Una gioventù sfuggente che conserva nei confronti dei sindacati  (così come del resto nei confronti della sinistra politica) una lontananza estrema. E non è facile per i sindacati accostarli, stabilire una relazione, un colloquio.  Prendete il caso dell’Email spedita a questa rubrica che racconta la storia di tre bibliotecari  da cinque anni con contratto a progetto presso la biblioteca dell’Istituto intitolato a Ferruccio Parri,  a Bologna, nel cuore di una società progressista e di sinistra. Sono stati costretti, nel luglio scorso, ad uno sciopero bianco perché mentre era in corso una trattativa atta a regolarizzarli, venivano informati di uno spostamento di un dipendente comunale nella stessa biblioteca. Un atto che non facilitava le loro speranze di stabilizzazione.
Mi scrivono: “Gli operatori culturali sono per lo più precari, pertanto non hanno ad esempio facile accesso ai mutui, non hanno malattia, ferie retribuite, insomma se non sono fisicamente al lavoro non percepiscono stipendio. Spesso poi le retribuzioni sono sulla soglia di povertà – un assegno di disoccupazione è solitamente più elevato -, e non ci sono tredicesime che possano dare respiro. C’è chi deve ipotecarsi la vita per sposarsi e/o avere almeno un figlio”.

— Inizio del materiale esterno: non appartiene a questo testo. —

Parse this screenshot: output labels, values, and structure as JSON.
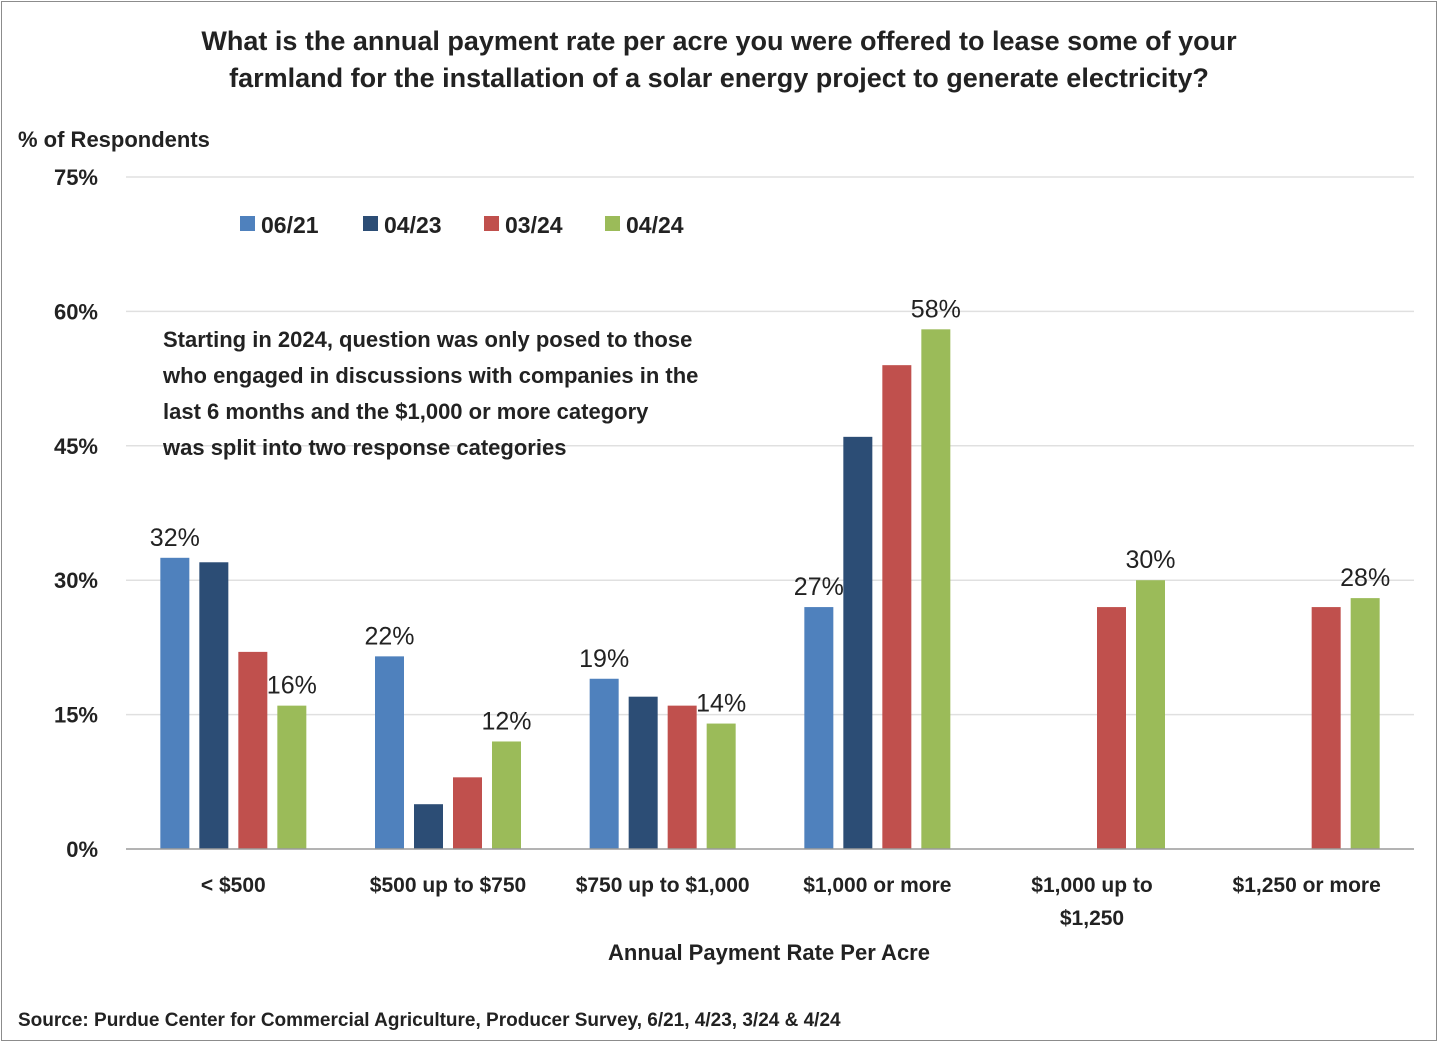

Sono situazioni che creano sfiducia. Ecco perché nei commenti al sito dei “giovani non più disposti a tutto” leggiamo poche speranze. Come Manuela che invoca una manifestazione nazionale ma “senza rappresentanze politiche”. Mentre Sara dubbiosa scrive “Adesso vediamo dove volete andare a parare. Un guerrilla e un viral hanno efficacia solo se si trasformano in qualcosa di vivo e concreto. Altrimenti restano solo fuffa”. Mentre Lily osserva:  “Svelate il trucco. Dato che non credo sia un sito per aspiranti schiavi o prostituti… è viral marketing. Per cosa?”. La risposta è venuta con la conferenza stampa di Susanna Camusso è l’impegno di una lotta, accompagnata da proposte, per “liberare” gli invisibili,il popolo dei precari.